Ídolo: não preciso de um para viver
Edberto Ticianeli – jornalista
Não me alinho com os que pensam que o ser humano nasce predisposto a adorar ou venerar um ídolo.
Para não digredir sobre as possíveis origens da idolatria, até mesmo por não dominar o tema, vou me valer de forma simplificada de uma das fábulas do africano (da atual Tunísia) Fulgêncio de Ruspe — sim, ele mesmo, o autor do clássico Mitologias (escrito no final do século V) e posteriormente canonizado como São Fulgêncio.
Entre os mitos clássicos de origem greco-latina, o teólogo aborda a origem dos ídolos.
Fulgêncio narra que quando o rico Sírofanes estava sofrendo pela perda do filho que mais amava e constatando que sua fortuna não aplacava a imensa dor que sentia, mandou erigir uma efígie dele no principal aposento da casa.
De nada serviu. Ao contrário, a dor aumentou por ter que conviver diariamente com a imagem do filho perdido (Ídolo semelhante a idos dolu, na função latina).
Os escravos da casa, percebendo a veneração que Sírofanes tinha por aquela efígie, passaram a deixar oferendas aos pés dela com a clara intenção de agradar ao mestre e assim evitar futuros castigos.
Essa fábula tem seu valor e me vali dela para provocar as primeiras reflexões sobre o tema, mas não acredito que os ritos de adoração surgiram para agradar alguém e ou para amainar futuras punições.
O medo do desconhecido
Qualquer estudo sobre a mitologia indígena vai revelar que os ídolos destes povos surgiram a partir do desconhecimento sobre os fenômenos naturais, simbolizados pelo trovão, lua, sol e outros. Eram inexplicáveis para eles.
Não fugiam à regra: temiam instintivamente o que é estranho, incompreensível, mesmo quando não havia ameaças.
Se solstício e equinócio indicavam o início ou fim dos períodos de coletas, os primitivos concluíam que o desconhecido sol tinha poderes “sobrenaturais” e que, portanto, merecia ser temido e adorado.
Assim surgiram os símbolos destes “deuses”, que foram trazidos para o ambiente tribal e aproximados da constante veneração.

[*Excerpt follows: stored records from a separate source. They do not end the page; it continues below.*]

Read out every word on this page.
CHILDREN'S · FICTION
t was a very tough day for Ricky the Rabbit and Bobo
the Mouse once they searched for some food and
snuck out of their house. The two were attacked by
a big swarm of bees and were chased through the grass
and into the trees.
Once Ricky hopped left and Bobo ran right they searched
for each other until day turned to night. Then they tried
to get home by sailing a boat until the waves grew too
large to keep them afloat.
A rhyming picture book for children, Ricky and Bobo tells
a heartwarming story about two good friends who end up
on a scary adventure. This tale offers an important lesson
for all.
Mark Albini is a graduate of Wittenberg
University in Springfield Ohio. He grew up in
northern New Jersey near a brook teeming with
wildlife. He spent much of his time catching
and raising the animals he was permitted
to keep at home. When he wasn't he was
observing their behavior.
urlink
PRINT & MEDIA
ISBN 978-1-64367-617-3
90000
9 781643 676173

Mas o desconhecido, fonte de medos, existirá eternamente? Aposto minhas fichas que não. Ele pode passar a ser conhecido, testemunhando o avanço da racionalidade.
O sol, mesmo não sendo mais possível mantê-lo como um ídolo por ter sido desmascarado como uma estrela de quinta grandeza, não deixa de ser importante para nossas vidas e nem perde sua beleza nas suas auroras ou crepúsculos.

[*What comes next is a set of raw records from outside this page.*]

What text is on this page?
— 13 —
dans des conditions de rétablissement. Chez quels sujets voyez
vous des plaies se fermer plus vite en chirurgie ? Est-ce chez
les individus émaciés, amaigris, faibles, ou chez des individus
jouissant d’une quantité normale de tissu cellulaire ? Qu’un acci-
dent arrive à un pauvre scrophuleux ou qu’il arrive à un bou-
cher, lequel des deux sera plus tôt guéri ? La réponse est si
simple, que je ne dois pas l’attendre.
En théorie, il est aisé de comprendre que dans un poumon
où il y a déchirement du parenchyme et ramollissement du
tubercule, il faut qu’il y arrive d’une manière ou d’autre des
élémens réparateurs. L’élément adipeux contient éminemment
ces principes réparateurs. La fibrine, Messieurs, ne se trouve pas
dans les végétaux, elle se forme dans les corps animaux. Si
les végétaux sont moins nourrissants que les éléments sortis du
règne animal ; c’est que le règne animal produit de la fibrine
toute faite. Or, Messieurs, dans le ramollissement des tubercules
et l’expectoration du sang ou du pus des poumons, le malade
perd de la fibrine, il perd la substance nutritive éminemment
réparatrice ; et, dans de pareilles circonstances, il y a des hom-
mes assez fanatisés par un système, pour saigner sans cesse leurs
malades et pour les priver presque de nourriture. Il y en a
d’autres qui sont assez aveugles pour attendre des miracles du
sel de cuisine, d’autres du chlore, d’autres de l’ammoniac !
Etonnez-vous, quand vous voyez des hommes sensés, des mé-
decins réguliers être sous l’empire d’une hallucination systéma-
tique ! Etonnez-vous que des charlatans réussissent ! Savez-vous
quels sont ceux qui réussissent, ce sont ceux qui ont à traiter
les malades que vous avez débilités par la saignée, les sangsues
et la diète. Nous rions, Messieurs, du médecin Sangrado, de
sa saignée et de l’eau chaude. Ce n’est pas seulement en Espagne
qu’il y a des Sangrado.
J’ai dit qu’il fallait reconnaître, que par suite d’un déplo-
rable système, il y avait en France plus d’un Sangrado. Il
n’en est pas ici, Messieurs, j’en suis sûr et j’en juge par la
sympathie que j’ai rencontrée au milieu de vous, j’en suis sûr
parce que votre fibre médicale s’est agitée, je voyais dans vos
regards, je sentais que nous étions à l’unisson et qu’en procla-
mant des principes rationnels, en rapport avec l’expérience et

O desconhecido, antes adorado, pode passar a ser compreendido e admirado. Mas nunca mais será um ídolo.
Referências
Sou grato ao meu pai por ter me estimulado a exercitar o senso crítico.
Nunca me impôs credo algum e nem deixou que me impusessem. Repetia à exaustão que cada um dos seus filhos tinha que ser livre para construir a sua própria estrada.

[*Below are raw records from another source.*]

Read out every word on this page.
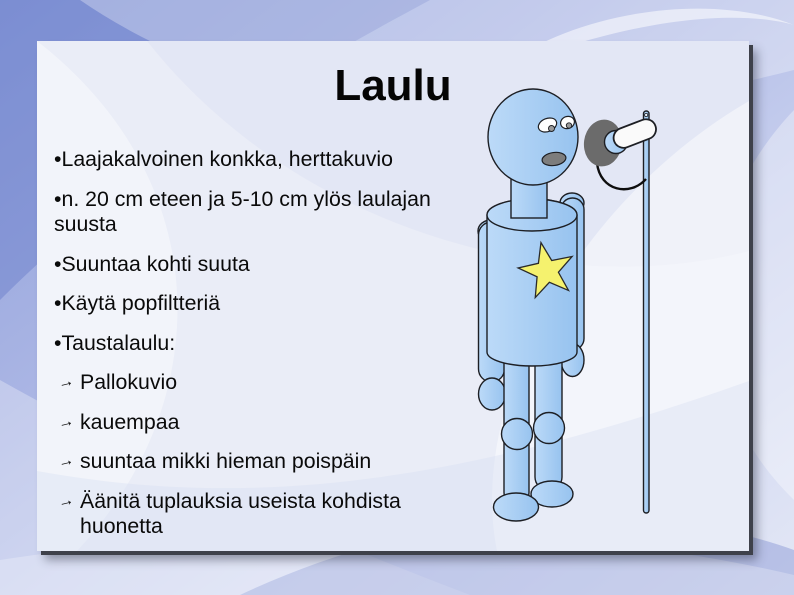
Laulu
•Laajakalvoinen konkka, herttakuvio
•n. 20 cm eteen ja 5-10 cm ylös laulajan suusta
•Suuntaa kohti suuta
•Käytä popfiltteriä
•Taustalaulu:
→ Pallokuvio
→ kauempaa
→ suuntaa mikki hieman poispäin
→ Äänitä tuplauksia useista kohdista huonetta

Foi assim que aprendi a viver sem ídolos, sem devoção ou adoração por ninguém.
Também nunca senti a necessidade de venerar o sobrenatural.
O “medo do desconhecido” foi expulso da minha cabeça no colégio, graças às aulas de biologia, física, química e às centenas de livros da Biblioteca do Colégio Estadual de Alagoas.
No lugar da devoção, aprendi a admirar escritores, artistas, intelectuais, pensadores, incluindo entre estes os sábios da cultura popular, com quem convivia nas ruas de Maceió.
Foram e são minhas referências.
Estou entre os que acreditam que a obra sempre é mais importante que o criador, mesmo sabendo que são inseparáveis.
Não sou fã de ninguém.
Não me interessa tirar foto com Chico Buarque ou com Chau do Pife. Quero apenas ouvir suas músicas e aplaudi-los por nos presentearem com sua arte.
Não tenho o menor interesse em ter um livro autografado por Graciliano Ramos ou Guimarães Rosa. Prefiro viajar com eles por seus escritos repletos de veredas.
Da mesma forma valorizo as lideranças políticas e os governantes que contribuem ou contribuíram para o desenvolvimento do país e do mundo, mas jamais os tratei ou os tratarei como ídolos.
Não construo mitos, não tenho ídolos e não sou fã de ninguém. Sou um ser emotivamente racional: um amante da vida.